Saturday, September 29, 2012

Friend



I just got word that a very good friend passed on a few days ago.  She had been valiantly fighting cancer for several years, doing her best to both overcome the disease and not let it stop her from living her life in the meanwhile.  There was even a happy period when she seemed to have succeeded and to be cancer free – how happy we all were.

But cancer is an insidious enemy, and in the end could not be defeated.

What is strange, though nowadays it seems to be more and more common, is that although I really considered her one of my best friends, we never met in person.  We met on the internet, and all of our friendship, discussions, exchange of opinions, support, commiseration, and celebration, was carried on on-line.  One of my wishes was to at some time be able to meet her face to face;  this will never happen.  But I never had any feeling of knowing her less well, or of her being less of a friend, than people that I see frequently and can shake hands with.  The opposite was true, I think that we had a deeper and more serious relationship than I have with many of my “real” acquaintances.

What a strange world we live in, where our best friends are virtual.  But, if we really think about it, until not so very long ago, many deep relationships were carried on for years through writing letters.  Remember those?  Waiting for the mailman to come and bring the next chapter of the adventures of our friends?  And those were the days of real letters, pages and pages of information, not the shorthand of email…

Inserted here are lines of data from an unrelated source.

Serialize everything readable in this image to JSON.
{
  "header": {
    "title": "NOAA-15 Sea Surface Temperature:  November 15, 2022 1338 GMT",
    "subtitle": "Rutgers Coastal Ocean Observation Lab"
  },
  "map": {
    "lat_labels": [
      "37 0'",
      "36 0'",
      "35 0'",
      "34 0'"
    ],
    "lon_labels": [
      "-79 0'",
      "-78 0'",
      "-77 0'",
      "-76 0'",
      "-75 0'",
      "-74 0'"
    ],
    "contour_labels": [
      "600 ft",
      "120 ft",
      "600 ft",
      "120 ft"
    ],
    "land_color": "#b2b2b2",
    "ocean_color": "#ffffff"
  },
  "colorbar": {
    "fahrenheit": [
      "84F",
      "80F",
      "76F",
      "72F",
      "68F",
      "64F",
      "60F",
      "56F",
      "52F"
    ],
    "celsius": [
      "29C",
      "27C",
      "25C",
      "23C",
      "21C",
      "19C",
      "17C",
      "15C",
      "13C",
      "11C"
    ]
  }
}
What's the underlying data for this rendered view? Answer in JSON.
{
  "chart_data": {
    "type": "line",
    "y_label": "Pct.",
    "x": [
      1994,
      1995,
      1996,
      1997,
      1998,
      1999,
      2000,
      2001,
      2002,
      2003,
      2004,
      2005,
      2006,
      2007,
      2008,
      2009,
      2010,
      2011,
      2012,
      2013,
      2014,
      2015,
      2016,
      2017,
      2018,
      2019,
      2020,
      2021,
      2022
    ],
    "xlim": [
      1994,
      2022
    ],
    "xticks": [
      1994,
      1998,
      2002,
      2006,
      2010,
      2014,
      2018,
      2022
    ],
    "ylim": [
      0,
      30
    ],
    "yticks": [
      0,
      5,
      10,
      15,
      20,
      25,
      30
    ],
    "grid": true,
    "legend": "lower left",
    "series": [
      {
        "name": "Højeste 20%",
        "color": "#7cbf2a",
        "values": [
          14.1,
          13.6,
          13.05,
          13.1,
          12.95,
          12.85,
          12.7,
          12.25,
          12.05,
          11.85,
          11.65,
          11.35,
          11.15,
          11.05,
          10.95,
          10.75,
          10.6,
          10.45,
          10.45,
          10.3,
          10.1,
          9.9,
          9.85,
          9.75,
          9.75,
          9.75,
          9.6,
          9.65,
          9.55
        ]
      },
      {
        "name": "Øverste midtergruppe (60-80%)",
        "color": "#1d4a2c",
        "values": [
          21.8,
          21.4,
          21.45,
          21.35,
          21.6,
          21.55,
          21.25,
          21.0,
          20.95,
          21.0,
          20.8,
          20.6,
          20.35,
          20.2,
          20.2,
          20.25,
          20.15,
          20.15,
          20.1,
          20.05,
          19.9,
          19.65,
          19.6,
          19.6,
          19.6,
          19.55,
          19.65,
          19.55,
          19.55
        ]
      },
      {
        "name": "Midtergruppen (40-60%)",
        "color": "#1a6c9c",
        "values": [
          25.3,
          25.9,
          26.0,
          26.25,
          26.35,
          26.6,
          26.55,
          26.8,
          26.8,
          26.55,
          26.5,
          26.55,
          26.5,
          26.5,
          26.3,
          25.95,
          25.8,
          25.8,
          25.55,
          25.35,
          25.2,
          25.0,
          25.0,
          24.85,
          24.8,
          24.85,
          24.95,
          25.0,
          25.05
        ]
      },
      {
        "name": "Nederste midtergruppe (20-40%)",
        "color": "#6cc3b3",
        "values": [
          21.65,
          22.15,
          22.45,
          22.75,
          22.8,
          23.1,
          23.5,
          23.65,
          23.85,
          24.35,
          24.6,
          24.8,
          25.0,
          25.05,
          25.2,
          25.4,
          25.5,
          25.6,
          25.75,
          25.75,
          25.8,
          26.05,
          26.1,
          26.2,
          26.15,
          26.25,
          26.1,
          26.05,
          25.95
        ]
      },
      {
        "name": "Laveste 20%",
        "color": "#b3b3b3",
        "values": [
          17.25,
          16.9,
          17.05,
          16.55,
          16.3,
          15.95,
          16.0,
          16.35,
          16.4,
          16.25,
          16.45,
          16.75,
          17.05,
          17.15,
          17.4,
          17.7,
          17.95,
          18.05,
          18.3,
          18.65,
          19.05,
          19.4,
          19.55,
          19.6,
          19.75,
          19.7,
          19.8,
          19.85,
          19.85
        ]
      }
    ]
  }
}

Most of my dear friends, and especially those that I value so much but that live so far across the world that I might never actually get to meet them in person, I have met through the dogs.  Through lists, groups, people that expressed interest, photos on line, and many other possibilities, but always having in common the love and passion for dogs that develops into friendships that expand to many other interests and activities.  Friendships that continue for years and years, as there are always things we have in common and that we can “talk” about.

For Habibi and all of the other four legged friends, all this sitting at the computer and concentrating on incomprehensible words on the screen is impossible to understand – running around and chasing a ball outside would be much more fun.  But I really have you to thank for being responsible for my participation in this world that is so fascinating and contains so many wonderful friends.

I deeply miss my friend, and can only believe that she is at peace and accompanied now by all the four legged companions that enriched her life and brought us together.  Rest in peace, Sally.  We will meet face to face sometime at the Rainbow Bridge…

1 comment:

  1. I have just come across your site via the Canaan dog rescue. Your post was beautiful. I am sorry for your loss. This past year I have gained a very fond interest in the breed. I have been reading everything I can about them. They are a beautiful dog. I have always had herding dogs. And in 23 years, this is the first time I have been without a dog. My home and heart is very empty. I am researching the best way to add a Canaan to our family. I applaud your efforts in maintaining the original blood lines. It is a beautiful thing to preserve such an original, intelligent beautiful breed. I have read of your horror story and the possibility of losing your home and your land. You and your family are very brave and strong. I only wish I could do something to really help you. I did sign the petition and liked your page. And I will do all I can to educate the ones around me. What kind of timeline are you looking at? Have any of the associations in the US been of any service? Maybe there are grants? I would hate to see any of your progress with the breed backslide or be destroyed. I cannot believe the preservation of the breed is not important to anyone in your government.
    Please be brave and keep fighting the fight. Your family is doing a wonderful thing. I will keep you all in my thoughts and prayers.